Ava trailed her down a hallway lined with closed doors. At the end, standing in an open doorway, was a tall, slim young man who bore a remarkable resemblance to the actor Jude Law. That can’t be Bates, Ava thought. The man managing the bank’s interests in the world’s largest offshore tax haven had to be more senior, tried, tested. Ava had the feeling she was being sloughed off. A ripple of panic danced in her stomach.
“Hello, I’m Jeremy Bates. So pleased to meet you,” he said.
Ava took his extended hand, assessing his off-white monogrammed shirt, blue and yellow Ferragamo silk tie, slate grey light wool tailored slacks with their sharp, straight crease, and glistening black lace-up shoes. Those shoes are handmade, Ava thought, and Bates is no working-class boy.
He was just over six feet, and as he looked down Ava saw that he was eyeing her just as closely. She gave him her shyest smile and said, “Thank you so much for seeing me.”

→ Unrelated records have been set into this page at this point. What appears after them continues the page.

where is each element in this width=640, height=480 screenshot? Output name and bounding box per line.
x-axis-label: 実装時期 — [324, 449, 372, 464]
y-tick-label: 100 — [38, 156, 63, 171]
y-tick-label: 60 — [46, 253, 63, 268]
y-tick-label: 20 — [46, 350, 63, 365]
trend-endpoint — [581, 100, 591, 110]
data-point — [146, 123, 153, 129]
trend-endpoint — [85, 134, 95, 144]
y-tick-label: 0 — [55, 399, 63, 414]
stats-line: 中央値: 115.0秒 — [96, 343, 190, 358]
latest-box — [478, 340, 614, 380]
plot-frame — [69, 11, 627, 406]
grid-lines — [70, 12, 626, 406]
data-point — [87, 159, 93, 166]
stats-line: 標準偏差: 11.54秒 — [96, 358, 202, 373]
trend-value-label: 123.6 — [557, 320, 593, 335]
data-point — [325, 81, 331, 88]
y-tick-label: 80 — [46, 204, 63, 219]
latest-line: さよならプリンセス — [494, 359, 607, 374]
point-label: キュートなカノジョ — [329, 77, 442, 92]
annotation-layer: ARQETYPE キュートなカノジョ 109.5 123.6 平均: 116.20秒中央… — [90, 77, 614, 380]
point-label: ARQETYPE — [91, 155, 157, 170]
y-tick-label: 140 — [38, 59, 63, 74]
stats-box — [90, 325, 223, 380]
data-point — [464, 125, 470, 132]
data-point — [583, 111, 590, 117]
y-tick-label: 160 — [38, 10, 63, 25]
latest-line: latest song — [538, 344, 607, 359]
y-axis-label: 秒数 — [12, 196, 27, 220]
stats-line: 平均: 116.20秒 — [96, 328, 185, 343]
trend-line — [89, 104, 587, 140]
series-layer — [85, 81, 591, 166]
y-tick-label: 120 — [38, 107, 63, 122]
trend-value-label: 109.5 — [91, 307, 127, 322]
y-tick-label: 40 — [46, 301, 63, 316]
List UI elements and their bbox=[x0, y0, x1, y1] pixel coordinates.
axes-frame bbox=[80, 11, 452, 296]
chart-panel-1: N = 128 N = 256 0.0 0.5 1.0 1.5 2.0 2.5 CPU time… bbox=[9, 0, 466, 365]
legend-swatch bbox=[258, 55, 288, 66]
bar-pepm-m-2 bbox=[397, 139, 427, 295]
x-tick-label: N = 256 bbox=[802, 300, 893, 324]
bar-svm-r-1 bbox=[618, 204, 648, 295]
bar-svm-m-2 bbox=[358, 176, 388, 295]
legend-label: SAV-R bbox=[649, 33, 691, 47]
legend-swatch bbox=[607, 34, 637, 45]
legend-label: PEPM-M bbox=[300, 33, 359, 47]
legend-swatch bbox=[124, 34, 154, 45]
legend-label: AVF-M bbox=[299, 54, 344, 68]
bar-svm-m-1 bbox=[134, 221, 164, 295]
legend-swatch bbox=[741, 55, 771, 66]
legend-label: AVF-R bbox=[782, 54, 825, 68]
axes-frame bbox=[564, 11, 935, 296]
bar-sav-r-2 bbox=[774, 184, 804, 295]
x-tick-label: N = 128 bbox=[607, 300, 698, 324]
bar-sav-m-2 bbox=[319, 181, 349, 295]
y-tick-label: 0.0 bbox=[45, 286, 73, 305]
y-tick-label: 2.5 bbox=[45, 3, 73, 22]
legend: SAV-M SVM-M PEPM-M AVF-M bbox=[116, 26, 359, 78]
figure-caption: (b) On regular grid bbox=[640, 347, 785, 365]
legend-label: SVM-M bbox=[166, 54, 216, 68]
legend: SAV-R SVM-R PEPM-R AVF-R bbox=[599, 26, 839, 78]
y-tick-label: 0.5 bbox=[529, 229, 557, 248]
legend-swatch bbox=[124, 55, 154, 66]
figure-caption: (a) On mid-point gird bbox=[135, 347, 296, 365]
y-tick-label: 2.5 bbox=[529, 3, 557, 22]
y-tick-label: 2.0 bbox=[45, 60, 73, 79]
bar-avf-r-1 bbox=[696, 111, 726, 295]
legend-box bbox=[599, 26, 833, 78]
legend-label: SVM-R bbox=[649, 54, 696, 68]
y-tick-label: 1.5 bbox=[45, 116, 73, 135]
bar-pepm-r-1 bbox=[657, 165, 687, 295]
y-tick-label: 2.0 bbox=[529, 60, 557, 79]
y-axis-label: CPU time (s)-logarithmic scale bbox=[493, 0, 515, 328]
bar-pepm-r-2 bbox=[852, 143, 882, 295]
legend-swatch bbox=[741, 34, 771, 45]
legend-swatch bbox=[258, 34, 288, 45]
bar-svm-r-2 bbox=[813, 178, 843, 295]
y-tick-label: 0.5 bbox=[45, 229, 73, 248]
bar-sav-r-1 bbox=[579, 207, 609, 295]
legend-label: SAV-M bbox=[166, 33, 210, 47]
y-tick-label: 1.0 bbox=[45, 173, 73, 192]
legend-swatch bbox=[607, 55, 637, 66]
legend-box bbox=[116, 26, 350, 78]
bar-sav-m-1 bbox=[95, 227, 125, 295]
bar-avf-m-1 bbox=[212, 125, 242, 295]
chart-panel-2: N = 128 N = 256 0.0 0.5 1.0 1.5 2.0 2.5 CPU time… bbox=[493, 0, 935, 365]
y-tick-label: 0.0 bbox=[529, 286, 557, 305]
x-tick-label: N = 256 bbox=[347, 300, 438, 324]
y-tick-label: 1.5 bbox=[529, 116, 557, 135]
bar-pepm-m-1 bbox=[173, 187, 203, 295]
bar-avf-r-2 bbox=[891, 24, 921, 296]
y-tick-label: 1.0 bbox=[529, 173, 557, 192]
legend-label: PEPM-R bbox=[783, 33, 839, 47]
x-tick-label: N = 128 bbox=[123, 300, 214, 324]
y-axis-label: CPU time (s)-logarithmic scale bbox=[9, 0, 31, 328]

“I was expecting Mr. Seto as well,” he said, stepping aside and motioning for her to come into his office.
“He is terribly ill,” she said.
“We’ll sit at my conference table,” said Bates. “Nothing serious with him, I trust?”
“Food poisoning. We ate a hurried meal before getting on the plane yesterday and something did not sit right with him. He’s been either in his bed or in the bathroom since we arrived, and either running a fever or experiencing chills.”
“So he’s here in Road Town?”
“Oh, yes, just not mobile.”
She sat, her eyes wandering around the office. It was massive, as large as the reception area, designed to impress. More mahogany in the desk and credenza, another Persian rug spread over wooden floors. A high-backed, heavily padded green leather chair sat behind the desk, with two smaller ones in front of it. There were three picture windows on the back wall and the side walls were lined with bookcases filled with what looked like company minute books. Then her eye caught something a bit more modern. In the upper right-hand corner, where ceiling met wall, she saw a tiny camera. She had no doubt that every meeting in this room was recorded.
“My business card,” he said, passing it to her.
“Thank you,” she said, noting his title: DIRECTOR, PRIVATE BANKING, BRITISH VIRGIN ISLANDS.
“Now, I have tea, coffee, and water. Do you have a preference?”
“Oh, nothing, thank you,” she said, finding herself still taken aback by his youth and good looks. His hair was dark blond, short, receding at the temples. He had brilliant blue eyes set a bit far apart, and his nose was long and slender.
“Fine,” he said, pouring himself a glass of water. “Now tell me, Ms. Lee, in what capacity are you affiliated with Mr. Seto?”
She took her business card from the Chanel bag and held it at two corners as she presented it to Bates. “Our firm is the accountant of record for Dynamic Financial Services. Dynamic finances purchase orders and letters of credit and generally facilitates trade among Southeast Asia, Europe, and North America. One of Mr. Seto’s companies, Seafood Partners, has used Dynamic’s services extensively over the past six months and the principals have developed a close working relationship. About two months ago, Mr. Seto decided to take an equity position in a scallop and shrimp plant in Yantai, on the northern coast of the Yellow Sea. He used Dynamic to broker the deal, and now we’re getting ready to close.”